Alternatively, further improvements to the semantic-geometric balance described earlier may also
alleviate this behavior.
Exploring dynamic loss weighting strategies or incorporating structural priors remains a promising
direction for future work.
The initialization strategy for Bézier curves plays a critical role in achieving high-quality
sketch reconstruction. In CLIPasso, curve initialization is guided by thresholding saliency maps
produced by the CLIP model, enabling semantically meaningful placements in 2D. However, this
approach does not generalize well to 3D, where surface geometry must be taken into account. To
keep the scope of the project focused and tractable, we chose not to train a NeRF or Gaussian
Splatting model to obtain 3D saliency maps for curve placement.
Instead, we adopted a random initialization strategy, which, despite its simplicity, yielded
reasonably good results.

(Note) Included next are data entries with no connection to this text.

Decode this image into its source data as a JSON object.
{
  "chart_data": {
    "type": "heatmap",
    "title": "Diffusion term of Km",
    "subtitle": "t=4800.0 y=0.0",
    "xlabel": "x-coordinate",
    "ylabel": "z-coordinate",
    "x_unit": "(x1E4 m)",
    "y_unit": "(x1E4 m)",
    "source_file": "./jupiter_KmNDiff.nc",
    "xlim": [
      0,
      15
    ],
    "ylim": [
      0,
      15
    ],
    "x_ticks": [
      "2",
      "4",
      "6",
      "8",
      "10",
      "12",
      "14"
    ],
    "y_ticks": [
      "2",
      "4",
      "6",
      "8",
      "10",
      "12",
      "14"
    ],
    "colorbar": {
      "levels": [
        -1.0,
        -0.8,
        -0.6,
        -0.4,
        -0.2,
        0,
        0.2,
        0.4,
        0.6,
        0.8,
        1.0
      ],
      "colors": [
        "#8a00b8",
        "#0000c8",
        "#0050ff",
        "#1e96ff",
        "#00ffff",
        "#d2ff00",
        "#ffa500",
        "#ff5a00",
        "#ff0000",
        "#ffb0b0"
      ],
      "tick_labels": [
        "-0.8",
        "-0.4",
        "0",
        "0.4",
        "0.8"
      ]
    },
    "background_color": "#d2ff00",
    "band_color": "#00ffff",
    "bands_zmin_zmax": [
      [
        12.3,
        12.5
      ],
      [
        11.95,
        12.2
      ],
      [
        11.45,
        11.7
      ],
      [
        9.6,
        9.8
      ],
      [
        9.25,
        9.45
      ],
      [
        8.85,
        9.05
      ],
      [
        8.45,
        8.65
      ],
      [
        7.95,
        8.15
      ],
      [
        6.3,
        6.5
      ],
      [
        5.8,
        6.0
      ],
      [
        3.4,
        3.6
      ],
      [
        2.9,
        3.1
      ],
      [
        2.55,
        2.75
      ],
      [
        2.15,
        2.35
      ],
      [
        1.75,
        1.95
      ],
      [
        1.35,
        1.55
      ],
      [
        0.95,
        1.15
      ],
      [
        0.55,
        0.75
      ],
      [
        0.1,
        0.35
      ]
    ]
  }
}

Nevertheless, we believe that the visual quality and consistency of the
generated sketches could be significantly improved with more informed initialization
schemes—particularly those that incorporate geometric priors or 3D-aware saliency cues.
In this project, we developed a novel sketch generation technique built upon the principles of
Gaussian splatting, enhanced with task-specific constraints. While the visual quality of our
results may fall short compared to state-of-the-art methods in the literature, the framework and
research introduced here offer strong potential for reuse and extension. In particular, our
approach provides a foundation for future academic work focused on task-oriented, constrained 3D
applications—an area that remains largely underexplored and rich with opportunity.